I know it’s Thanksgiving Day and I am supposed to be writing a very moving, but not at all trite, prayery/blessingish post regarding my whole-hearted gratefulness for all of the things.
That gratefulness is a part of me and I think it runs through my writing the way it runs through my veins, despite the sarcasm shield, which can be cloudy if not opaque at times. So, I’ll leave that alone today and give you cracks in my sanity. For the record, I wrote this on Tuesday night, well before the twenty-four hour period of mandatory thankfulness began.
Tuesday, 7:15 a.m. Alarm rings. It’s been pouring rain for three days. Check window – still pouring rain.
Stacey: Time to get dressed! Long pants and long sleeves, please.
Stacey: All horrific, dreadful winter long. And listen, (PREP #1) there’s that huge puddle/lake/drainage issue thing beside the van in the driveway and when we leave today, I want you to stay out of it.
Them: Is it Thanksgiving?
Stacey: No, it’s Tuesday, Thanksgiving is on Thursday.
Them: Can we watch TV?
Stacey: Before dinner, like every single day in the history of eternity.
Stacey: Bowls in the sink. No throwing bowls, no frisbee bowls, no ninja chucking star bowls. Just place.the.bowls.nicely.in.the.sink. No splash. Wipe your mouths. And listen, (PREP #2) we’ll get our boots on in about 45 minutes and when you go to the van leave that puddle ALONE.
Them: Can we watch TV?
Stacey: No, like every single school morning. No.
8:10: Initial packing phase.
Stacey: Okay, lunches and homework in your bags, please. Don’t forget your sneakers so you can change out of your boots. Check for your water bottles. And LISTEN. Stop. Listen. (Prep #3). When you get outside, stay out of the huge puddle next to the van. It’s deep, it will go over your boots and I will not change anyone’s clothes, I don’t care how wet you are, does everyone understand this?
Them: Yes. Can we watch TV?
8:25 p.m. Final pre-departure packing.
Stacey: Time to go! Boots, please, not shoes. Shoes should be in your bags.
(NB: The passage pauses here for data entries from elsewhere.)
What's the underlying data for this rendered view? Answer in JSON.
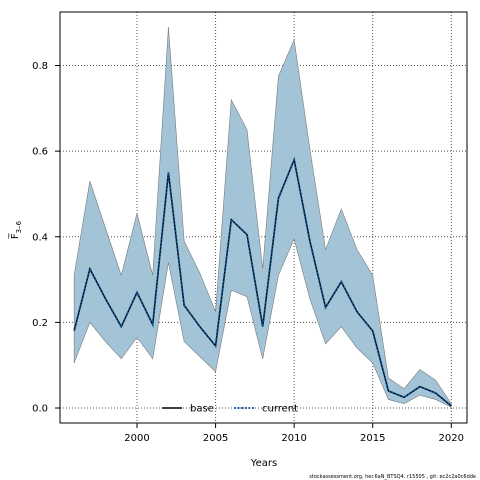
{
  "chart_data": {
    "type": "area",
    "xlabel": "Years",
    "ylabel": "F̅",
    "ylabel_sub": "3–6",
    "xlim": [
      1995.1,
      2021
    ],
    "ylim": [
      -0.035,
      0.925
    ],
    "xticks": [
      2000,
      2005,
      2010,
      2015,
      2020
    ],
    "yticks": [
      0.0,
      0.2,
      0.4,
      0.6,
      0.8
    ],
    "ytick_labels": [
      "0.0",
      "0.2",
      "0.4",
      "0.6",
      "0.8"
    ],
    "grid": true,
    "legend_position": "bottom",
    "band_color": "#a3c4d6",
    "band_stroke": "#7a7a7a",
    "years": [
      1996,
      1997,
      1998,
      1999,
      2000,
      2001,
      2002,
      2003,
      2004,
      2005,
      2006,
      2007,
      2008,
      2009,
      2010,
      2011,
      2012,
      2013,
      2014,
      2015,
      2016,
      2017,
      2018,
      2019,
      2020
    ],
    "series": [
      {
        "name": "base",
        "style": "solid",
        "color": "#000000",
        "values": [
          0.18,
          0.325,
          0.255,
          0.19,
          0.27,
          0.195,
          0.55,
          0.24,
          0.19,
          0.145,
          0.44,
          0.405,
          0.19,
          0.49,
          0.58,
          0.39,
          0.235,
          0.295,
          0.225,
          0.18,
          0.04,
          0.025,
          0.05,
          0.035,
          0.005
        ]
      },
      {
        "name": "current",
        "style": "dotted",
        "color": "#0b5394",
        "values": [
          0.18,
          0.325,
          0.255,
          0.19,
          0.27,
          0.195,
          0.55,
          0.24,
          0.19,
          0.145,
          0.44,
          0.405,
          0.19,
          0.49,
          0.58,
          0.39,
          0.235,
          0.295,
          0.225,
          0.18,
          0.04,
          0.025,
          0.05,
          0.035,
          0.005
        ]
      }
    ],
    "band_upper": [
      0.31,
      0.53,
      0.42,
      0.31,
      0.455,
      0.31,
      0.89,
      0.39,
      0.315,
      0.225,
      0.72,
      0.65,
      0.325,
      0.775,
      0.86,
      0.605,
      0.37,
      0.465,
      0.37,
      0.31,
      0.07,
      0.045,
      0.09,
      0.065,
      0.01
    ],
    "band_lower": [
      0.105,
      0.2,
      0.155,
      0.115,
      0.165,
      0.115,
      0.34,
      0.155,
      0.12,
      0.085,
      0.275,
      0.26,
      0.115,
      0.31,
      0.395,
      0.255,
      0.15,
      0.19,
      0.14,
      0.105,
      0.02,
      0.01,
      0.03,
      0.02,
      0.002
    ]
  },
  "footer": "stockassessment.org,  her.6aN_BTSQ4,  r15505 ,  git:  ec2c2a0c6dde"
}
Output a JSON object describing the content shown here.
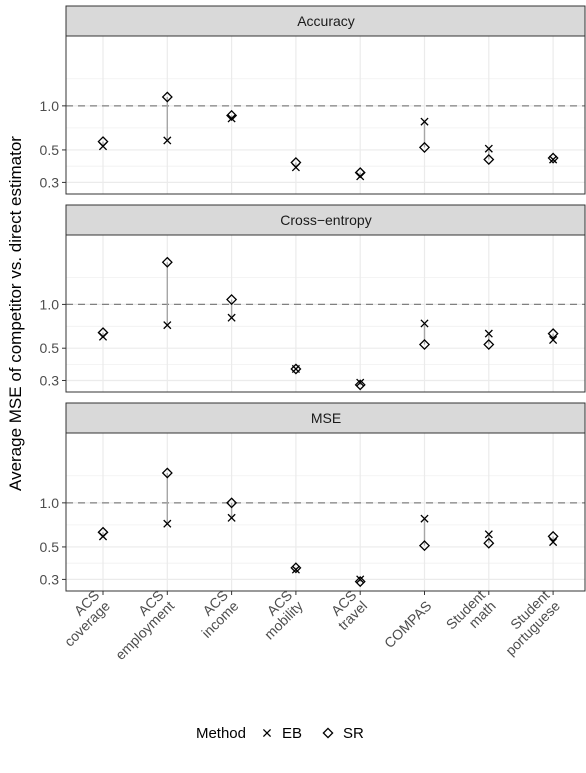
{
  "chart_data": {
    "type": "scatter",
    "ylabel": "Average MSE of competitor vs. direct estimator",
    "xlabel": "",
    "y_scale": "log",
    "ylim": [
      0.25,
      3.0
    ],
    "y_ticks": [
      0.3,
      0.5,
      1.0
    ],
    "y_tick_labels": [
      "0.3",
      "0.5",
      "1.0"
    ],
    "reference_line": 1.0,
    "categories": [
      [
        "ACS",
        "coverage"
      ],
      [
        "ACS",
        "employment"
      ],
      [
        "ACS",
        "income"
      ],
      [
        "ACS",
        "mobility"
      ],
      [
        "ACS",
        "travel"
      ],
      [
        "COMPAS"
      ],
      [
        "Student",
        "math"
      ],
      [
        "Student",
        "portuguese"
      ]
    ],
    "legend": {
      "title": "Method",
      "position": "bottom",
      "items": [
        {
          "label": "EB",
          "shape": "cross"
        },
        {
          "label": "SR",
          "shape": "diamond"
        }
      ]
    },
    "panels": [
      {
        "title": "Accuracy",
        "series": [
          {
            "name": "EB",
            "values": [
              0.53,
              0.58,
              0.82,
              0.38,
              0.33,
              0.78,
              0.51,
              0.43
            ]
          },
          {
            "name": "SR",
            "values": [
              0.57,
              1.15,
              0.86,
              0.41,
              0.35,
              0.52,
              0.43,
              0.44
            ]
          }
        ]
      },
      {
        "title": "Cross−entropy",
        "series": [
          {
            "name": "EB",
            "values": [
              0.6,
              0.72,
              0.81,
              0.36,
              0.29,
              0.74,
              0.63,
              0.57
            ]
          },
          {
            "name": "SR",
            "values": [
              0.64,
              1.95,
              1.08,
              0.36,
              0.28,
              0.53,
              0.53,
              0.63
            ]
          }
        ]
      },
      {
        "title": "MSE",
        "series": [
          {
            "name": "EB",
            "values": [
              0.59,
              0.72,
              0.79,
              0.35,
              0.3,
              0.78,
              0.61,
              0.54
            ]
          },
          {
            "name": "SR",
            "values": [
              0.63,
              1.6,
              1.0,
              0.36,
              0.29,
              0.51,
              0.53,
              0.59
            ]
          }
        ]
      }
    ]
  }
}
Winter coats or sweaters and rain coats.
Them: Why can’t we have umbrellas?
Stacey: Because, as we have all learned, if it looks like a weapon and can be used as a weapon, it is a weapon.
Them: Can we watch TV?
Stacey: NO! Boots!! Coats!! VAN. NOW. And put your buckles on. AND, (Prep #4) STAY OUT OF THAT DAMN PUDDLE.
8:35 Five minutes from red-alert late status.
Stacey: Shit, the dog, I have to catch the dog. Get your boots on.
Them: I can’t find my other boot. I want my [insert lost thing here.] [Indiscriminate pleasure whining.] [Fabricated catastrophe.]
Stacey: Here’s your boot. Good job. Shit, Quinn needs chicken broth for his feast. Shit, I forgot to print a paper I need. I’ll be right there, I’m going to tie up the dog and grab the broth. Get in your buckles… no fighting! (Crucial, possibly fatal, omission of PREP #5).
8:42 We’re okay, but pushing it if they are in the van … rounding corner of van … and …
(For the record, the “f” words in the following diatribe were in my head. Mostly. I admit to nothing.)
MOTHER*(*#$*#@. What are you doing? GET OUT OF THE PUDDLE!!! ARE YOU INSANE? ARE YOU DEAF? Yeah, oh? Are your pants wet? And your socks? How sad for you, how cold and pathetic you’ll be at school. Look at how I love and fucking logic your dumb little asses into the car. FOR THE LOVE OF GOD, I asked you like EIGHT TIMES to stay out of that puddle. LAKE. ARRGGGG. Get in your seats before I take away your Christmas presents. Anyone who cries about wet pants, I’ll take NEXT YEAR’S Christmas presents. Your grandchildren won’t see Santa until they’re ten I swear to GOD.
8:49 Backing out of the driveway.
Saige: My-y-y-y-y-y-y-y pants are weeeeeeeeeetttttttttt!
Nate: Here momma! (fling.) Here momma! (fling.) There momma! My wet socks for you!
Quinn: Is it Thanksgiving today?
Garrett: After school, can we watch TV?
Stacey: (Bangs head on dashboard and drools.)
I hope you had a wonderful Thanksgiving full of fun and family and gratefulness and a minimum of madness. I am grateful for you and this community of writers that I treasure. I’m also grateful for them, in large part, and the other parts are easily overlooked.
For a table that sits fourteen (barely!) and the people I love to sit around it.
And finally, I’m grateful that I was successfully able to hide the Oreos from Matt because the kids made really cute Oreo turkeys. Yes, it has like eighteen eyes. It’s a spider-Oreo-turkey. That’s possibly been exposed to radiation. I was trying to be less control-freaky. (Amy and Elise are laughing at me right now.)